Harborview Medical Center Sky Bridge
YEAR & TIMELINE
2015 | 3 months
Harborview Medical Center
Illustration (Plants and Textures) |Design
Tory Franklin: Illustration (Patterns) | Design
Vinyl on Windows
6' x 74'
Harborview Medical Center is located in Seattle, Washington. My sister Tory Franklin and I were commissioned to design a vinyl mural for a skybridge connecting the West wing to the main hospital.
Harborview Medical Center wanted to address a problematic design issue–that exam rooms in an adjacent building were visible from this sky bridge which caused privacy issues.
A vinyl window application obscures the view and enhances the patient and worker experience. The hospital serves a diverse patient population from around the globe so it was crucial to make everyone feel welcome. Our design combines plants found throughout the world and patterns derived from the cultures that are most prominent in the patient population.

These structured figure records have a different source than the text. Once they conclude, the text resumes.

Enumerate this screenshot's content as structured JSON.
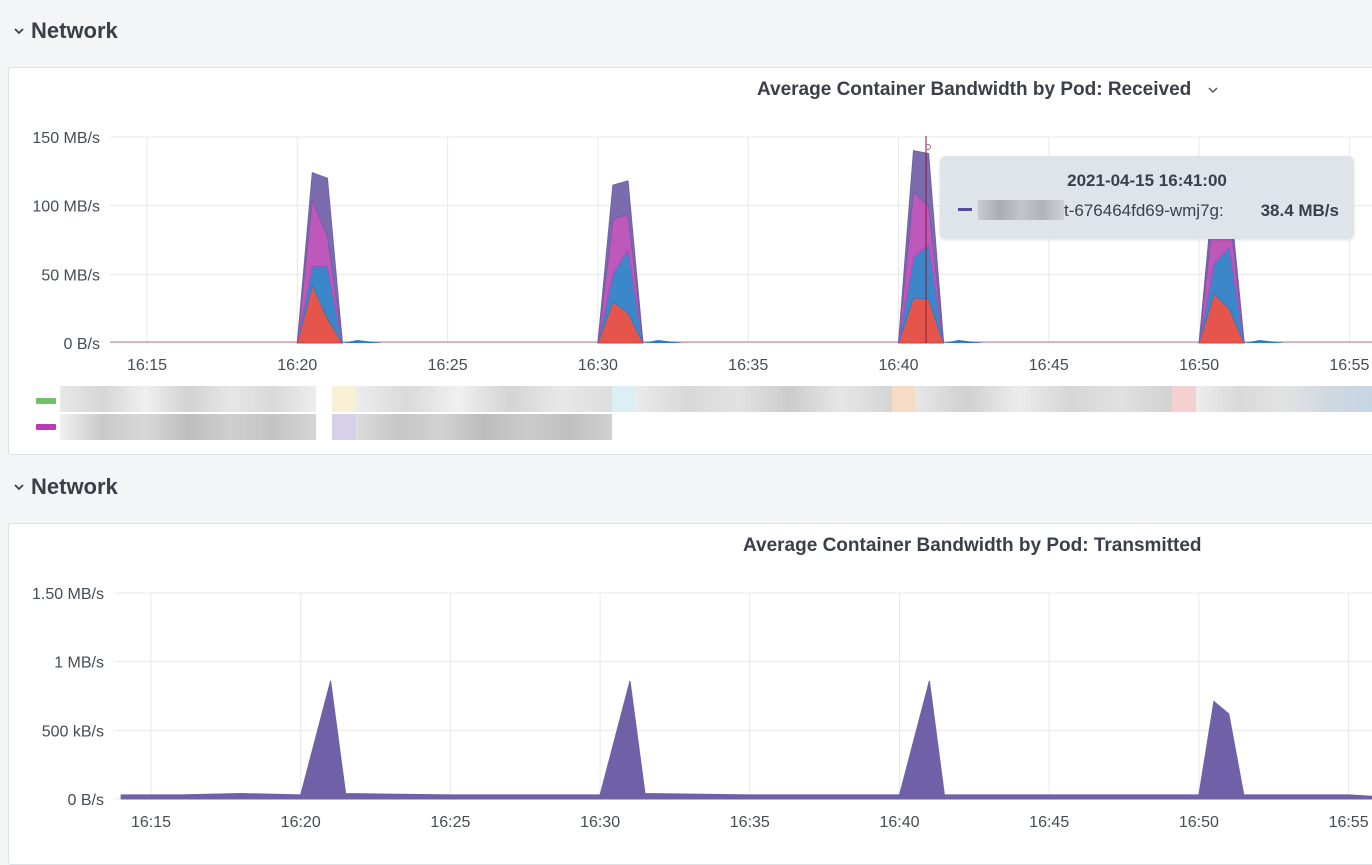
{
  "rows": [
    {
      "title": "Network"
    },
    {
      "title": "Network"
    }
  ],
  "panels": [
    {
      "title": "Average Container Bandwidth by Pod: Received",
      "has_menu": true,
      "y_ticks": [
        "150 MB/s",
        "100 MB/s",
        "50 MB/s",
        "0 B/s"
      ],
      "x_ticks": [
        "16:15",
        "16:20",
        "16:25",
        "16:30",
        "16:35",
        "16:40",
        "16:45",
        "16:50",
        "16:55"
      ],
      "hover_time": "16:41"
    },
    {
      "title": "Average Container Bandwidth by Pod: Transmitted",
      "has_menu": false,
      "y_ticks": [
        "1.50 MB/s",
        "1 MB/s",
        "500 kB/s",
        "0 B/s"
      ],
      "x_ticks": [
        "16:15",
        "16:20",
        "16:25",
        "16:30",
        "16:35",
        "16:40",
        "16:45",
        "16:50",
        "16:55"
      ]
    }
  ],
  "tooltip": {
    "time": "2021-04-15 16:41:00",
    "series_name": "t-676464fd69-wmj7g:",
    "value": "38.4 MB/s",
    "color": "#5a4a9e"
  },
  "legend": {
    "swatch_colors": [
      "#73bf69",
      "#b83ab4"
    ]
  },
  "chart_data": [
    {
      "type": "area",
      "title": "Average Container Bandwidth by Pod: Received",
      "x_unit": "time (HH:MM, 2021-04-15)",
      "ylim": [
        0,
        150
      ],
      "y_unit": "MB/s",
      "stacked": true,
      "spikes": [
        {
          "x": [
            "16:20:00",
            "16:20:30",
            "16:21:00",
            "16:21:30"
          ],
          "layers": {
            "red": [
              0,
              42,
              18,
              0
            ],
            "blue": [
              0,
              14,
              38,
              0
            ],
            "magenta": [
              0,
              48,
              22,
              0
            ],
            "purple": [
              0,
              20,
              42,
              0
            ]
          }
        },
        {
          "x": [
            "16:30:00",
            "16:30:30",
            "16:31:00",
            "16:31:30"
          ],
          "layers": {
            "red": [
              0,
              30,
              22,
              0
            ],
            "blue": [
              0,
              20,
              46,
              0
            ],
            "magenta": [
              0,
              40,
              26,
              0
            ],
            "purple": [
              0,
              25,
              24,
              0
            ]
          }
        },
        {
          "x": [
            "16:40:00",
            "16:40:30",
            "16:41:00",
            "16:41:30"
          ],
          "layers": {
            "red": [
              0,
              33,
              32,
              0
            ],
            "blue": [
              0,
              29,
              40,
              0
            ],
            "magenta": [
              0,
              48,
              28,
              0
            ],
            "purple": [
              0,
              30,
              38,
              0
            ]
          }
        },
        {
          "x": [
            "16:50:00",
            "16:50:30",
            "16:51:00",
            "16:51:30"
          ],
          "layers": {
            "red": [
              0,
              36,
              25,
              0
            ],
            "blue": [
              0,
              22,
              45,
              0
            ],
            "magenta": [
              0,
              40,
              26,
              0
            ],
            "purple": [
              0,
              20,
              16,
              0
            ]
          }
        }
      ]
    },
    {
      "type": "area",
      "title": "Average Container Bandwidth by Pod: Transmitted",
      "x_unit": "time (HH:MM, 2021-04-15)",
      "ylim": [
        0,
        1.5
      ],
      "y_unit": "MB/s",
      "series": [
        {
          "color": "#7060a8",
          "x": [
            "16:14",
            "16:16",
            "16:18",
            "16:20",
            "16:21",
            "16:21.5",
            "16:25",
            "16:30",
            "16:31",
            "16:31.5",
            "16:35",
            "16:40",
            "16:41",
            "16:41.5",
            "16:45",
            "16:50",
            "16:50.5",
            "16:51",
            "16:51.5",
            "16:55",
            "16:56"
          ],
          "y": [
            0.03,
            0.03,
            0.04,
            0.03,
            0.86,
            0.04,
            0.03,
            0.03,
            0.86,
            0.04,
            0.03,
            0.03,
            0.86,
            0.03,
            0.03,
            0.03,
            0.71,
            0.62,
            0.03,
            0.03,
            0.02
          ]
        }
      ]
    }
  ]
}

The three main audiences that use this sky bridge are the inpatient psychiatric population, hospital workers, and students at this teaching hospital who often eat lunch in this quiet area lined with seating. While the patient population does not spend as much time in this space, they are a priority audience.
The patient population is diverse and speaks many languages. Harborview Medical Center mainly serves patients living in Washington but because it is a level 1 trauma and burn center, it also serves patients living in Alaska, Idaho, Wyoming, and Montana.
Creating a calming environment was especially important for the patients. Many studies have explored the use of natural imagery on patients in hospital settings. Our review of the research showed that images of nature reduce the heart rate and create a tranquil state. Natural fractals (symmetrical and ever-expanding designs found in nature) help us make order out of chaos, which creates a calming effect. This also benefits medical personnel who are often under job-related stress and can suffer burnout.
AREAS OF ACTIVATION
Hospital staff and students interact with this piece on a daily basis so Tory and I created a design that has many points of activation, creating a constant sense of discovery. The piece has a different visual impact whether the audience views it from down the hallway or sitting directly next to the textured patterns. The all over pattern effectively obscures the windows in the adjacent building.
Even though the mural diffuses the light levels minimally, the glowing quality of light that fills the hallway is amplified giving a sense of more light and warmth. It was also necessary for the design to be effective at night when it is only lit internally from fluorescent lighting.
Early in the design stage we communicated with the vinyl fabricator and toured their facility. We shared our work to make sure that we were creating appropriate files at the right scale. After finalizing our palette, we got a sample to make sure our colors matched what was on screen and made adjustments. We learned that reds and purples are less saturated than other colors and that banding can be an issue so we added texture and increased the saturation when necessary.
This was the first public art piece I created with my sister and I want to thank 4Culture and Harborview Medical Center for giving us this opportunity. They provided support to develop our methods of working together that we have now carried through to other projects.